Why Refinance?
The most common reasons for people to refinance are to lower their monthly payment, shorten the term of their mortgage, or take out cash.
Lower Monthly Payment
Having a lower monthly payment can free up a lot of room for other things in your budget. There are a few ways that you can make your monthly payment lower:
· You may be able to refinance to a lower interest rate. If rates are lower than they were when you bought your home, then it is worth speaking with your lender to find out what your new rate could be. Lowering your interest rate means lowering the interest portion of your payment, which can save you in the long run.
· You can also refinance to remove Private Mortgage Insurance (“PMI”) from your payment. Mortgage insurance is required when you put down less than 20%. You can save hundreds of dollars a month by refinancing and removing PMI.
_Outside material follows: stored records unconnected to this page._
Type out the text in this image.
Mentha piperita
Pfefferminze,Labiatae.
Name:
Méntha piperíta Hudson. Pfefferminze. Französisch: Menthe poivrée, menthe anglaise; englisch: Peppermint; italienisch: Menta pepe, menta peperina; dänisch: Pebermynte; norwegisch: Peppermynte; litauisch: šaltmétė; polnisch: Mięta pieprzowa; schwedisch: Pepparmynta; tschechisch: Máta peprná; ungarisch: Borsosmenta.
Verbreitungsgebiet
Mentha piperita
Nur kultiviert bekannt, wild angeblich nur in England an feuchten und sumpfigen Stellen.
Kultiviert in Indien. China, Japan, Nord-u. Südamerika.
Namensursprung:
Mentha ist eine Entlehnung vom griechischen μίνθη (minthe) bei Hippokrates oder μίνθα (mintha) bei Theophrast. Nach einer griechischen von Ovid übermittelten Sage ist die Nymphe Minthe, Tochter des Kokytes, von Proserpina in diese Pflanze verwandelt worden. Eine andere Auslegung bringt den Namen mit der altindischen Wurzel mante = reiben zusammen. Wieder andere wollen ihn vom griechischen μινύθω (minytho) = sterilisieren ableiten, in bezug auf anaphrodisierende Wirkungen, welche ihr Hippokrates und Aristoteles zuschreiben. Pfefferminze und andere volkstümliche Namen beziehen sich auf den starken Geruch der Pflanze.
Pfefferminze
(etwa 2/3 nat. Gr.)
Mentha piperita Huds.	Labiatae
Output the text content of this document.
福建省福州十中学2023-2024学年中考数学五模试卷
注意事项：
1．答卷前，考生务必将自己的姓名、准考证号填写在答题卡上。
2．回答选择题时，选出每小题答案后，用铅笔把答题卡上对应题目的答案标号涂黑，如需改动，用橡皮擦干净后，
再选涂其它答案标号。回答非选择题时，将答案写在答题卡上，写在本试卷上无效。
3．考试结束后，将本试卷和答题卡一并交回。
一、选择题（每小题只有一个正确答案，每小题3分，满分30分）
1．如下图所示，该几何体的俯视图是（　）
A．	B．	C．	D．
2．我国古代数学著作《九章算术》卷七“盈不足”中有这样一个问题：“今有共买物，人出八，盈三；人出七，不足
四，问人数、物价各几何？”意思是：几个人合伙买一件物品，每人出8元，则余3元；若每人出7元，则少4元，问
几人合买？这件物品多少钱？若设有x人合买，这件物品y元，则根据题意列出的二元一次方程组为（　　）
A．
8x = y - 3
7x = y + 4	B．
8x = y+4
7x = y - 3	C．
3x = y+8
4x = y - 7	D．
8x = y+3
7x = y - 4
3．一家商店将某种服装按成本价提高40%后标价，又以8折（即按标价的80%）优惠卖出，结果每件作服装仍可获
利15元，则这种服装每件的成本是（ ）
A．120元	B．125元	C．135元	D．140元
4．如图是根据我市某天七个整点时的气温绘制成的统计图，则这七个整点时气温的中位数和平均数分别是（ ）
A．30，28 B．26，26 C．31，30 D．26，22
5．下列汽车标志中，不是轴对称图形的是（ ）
· You can also lower your payment by changing your mortgage term. Your loan officer can provide you with complete illustrations.
Cash Out
Refinancing your mortgage can also allow you to use the equity you have built in your home. With a cash-out refinance, you can refinance for a higher loan amount than what is owed and withdraw the difference. Any of the funds that you would receive would be tax free. These funds could be used to:
· Pay off high-interest credit cards or student loan debt
· Finance home improvements
· Pay for college education
· Or whatever else you need
Changing your Mortgage Term
By shortening the term of your mortgage, you can save money on the amount of interest you will pay over the life of the loan. This might also bring you a lower interest rate than your current one. A lower interest rate and fewer payments will mean savings in the long run.
When you shorten the term of your loan it may increase your monthly mortgage payment, but less of your payment will go towards interest, and more of it will go towards the principal loan balance. This will allow you to pay off your loan faster and build equity.
Applying for your Refinance
When you are preparing for the refinance process it is important to have all of your important financial documents handy so you can close your mortgage without too much delay. Here is a checklist of what you will need:
· Two of your most recent pay stubs
· Two of your most recent banking statements
· Two previous years of W-2’s
If you will be refinancing with a partner or spouse, they will need to provide all of these documents as well. If you are currently self-employed, you may need to provide more financial information.